Gesucht werden ambitionierte, innovative und effektive Maßnahmen zur Vermeidung beziehungsweise Reduzierung von Treibhausgas-Emissionen in Kommunen und Regionen.
Dazu zählen auch Maßnahmen und Projekte für die Verkehrswende.
Wichtig ist, dass sie entweder abgeschlossen oder soweit realisiert sind, dass bereits Ergebnisse der Vermeidung beziehungsweise Reduktion von Treibhausgas-Emissionen vorliegen.
Wer fördert?
Deutsche Institut für Urbanistik (Difu) mit Förderung der Nationalen Klimaschutzinitiative des Bundesministeriums für Umwelt, Klimaschutz, Naturschutz und nukleare Sicherheit
Wer wird gefördert?
Deutsche Kommunen.
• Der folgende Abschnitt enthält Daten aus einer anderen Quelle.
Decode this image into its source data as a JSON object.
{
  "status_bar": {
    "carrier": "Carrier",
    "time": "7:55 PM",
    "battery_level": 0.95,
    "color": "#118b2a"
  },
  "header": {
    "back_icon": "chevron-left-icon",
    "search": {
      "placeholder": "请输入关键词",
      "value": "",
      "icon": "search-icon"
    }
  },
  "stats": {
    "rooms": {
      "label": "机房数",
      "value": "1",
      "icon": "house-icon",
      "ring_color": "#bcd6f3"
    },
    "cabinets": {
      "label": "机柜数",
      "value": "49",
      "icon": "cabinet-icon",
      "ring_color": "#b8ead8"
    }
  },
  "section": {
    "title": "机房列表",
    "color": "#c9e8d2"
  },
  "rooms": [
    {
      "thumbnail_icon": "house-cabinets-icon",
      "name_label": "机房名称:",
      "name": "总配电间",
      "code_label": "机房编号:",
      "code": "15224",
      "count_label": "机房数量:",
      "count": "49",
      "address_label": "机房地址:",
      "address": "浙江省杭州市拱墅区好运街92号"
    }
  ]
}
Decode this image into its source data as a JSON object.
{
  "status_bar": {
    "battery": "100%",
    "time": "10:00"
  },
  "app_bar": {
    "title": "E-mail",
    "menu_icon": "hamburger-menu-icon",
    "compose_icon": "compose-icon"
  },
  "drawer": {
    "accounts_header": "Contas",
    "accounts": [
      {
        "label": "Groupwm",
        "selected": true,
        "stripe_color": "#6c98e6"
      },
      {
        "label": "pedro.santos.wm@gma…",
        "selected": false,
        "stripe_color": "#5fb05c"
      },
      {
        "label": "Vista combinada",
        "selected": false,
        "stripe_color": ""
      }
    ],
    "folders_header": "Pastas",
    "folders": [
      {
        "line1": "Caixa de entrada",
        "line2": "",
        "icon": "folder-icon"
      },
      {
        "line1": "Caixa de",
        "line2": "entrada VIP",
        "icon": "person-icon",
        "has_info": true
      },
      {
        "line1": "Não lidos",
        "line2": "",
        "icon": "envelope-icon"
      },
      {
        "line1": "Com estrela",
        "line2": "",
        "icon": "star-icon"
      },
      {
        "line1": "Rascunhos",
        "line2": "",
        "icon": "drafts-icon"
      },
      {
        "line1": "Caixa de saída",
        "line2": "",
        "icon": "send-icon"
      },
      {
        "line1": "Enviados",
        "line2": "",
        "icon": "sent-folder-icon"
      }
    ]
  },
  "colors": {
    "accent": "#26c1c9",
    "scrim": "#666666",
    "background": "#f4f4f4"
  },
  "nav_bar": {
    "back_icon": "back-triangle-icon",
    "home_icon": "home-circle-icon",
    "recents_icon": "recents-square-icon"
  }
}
Ausdrücklich gewünscht sind dabei auch Kooperationsprojekte, bei denen die kommunale Verwaltung mit weiteren Akteuren (zum Beispiel Vereinen, Verbänden, Kammern, Handwerk, Wirtschaft) und/oder mit anderen Kommunen sowie mit kommunalen Unternehmen zusammenarbeitet. Auch Gemeindeverbände konnten teilnehmen und sich entsprechend ihrer gesamten Einwohnerzahl einer Kategorie zuordnen.
Wie (viel) wird gefördert?
In jeder der vier Kategorien (Großstädte, Mittelstädte, Kleine Städte und Gemeinden, Landkreise) soll ein Gewinnerprojekt, darüber hinaus in zwei Kategorien ein weiteres Gewinnerprojekt ausgezeichnet werden.
Das Preisgeld beträgt 40.000 € je Preisträger.
Welche Fristen gibt es?
Bewerbungsfrist: 31. März 2026
Laufzeit
Die Gewinner werden voraussichtlich im November 2026 auf der Kommunalen Klimakonferenz in Berlin öffentlich bekannt gegeben und ausgezeichnet.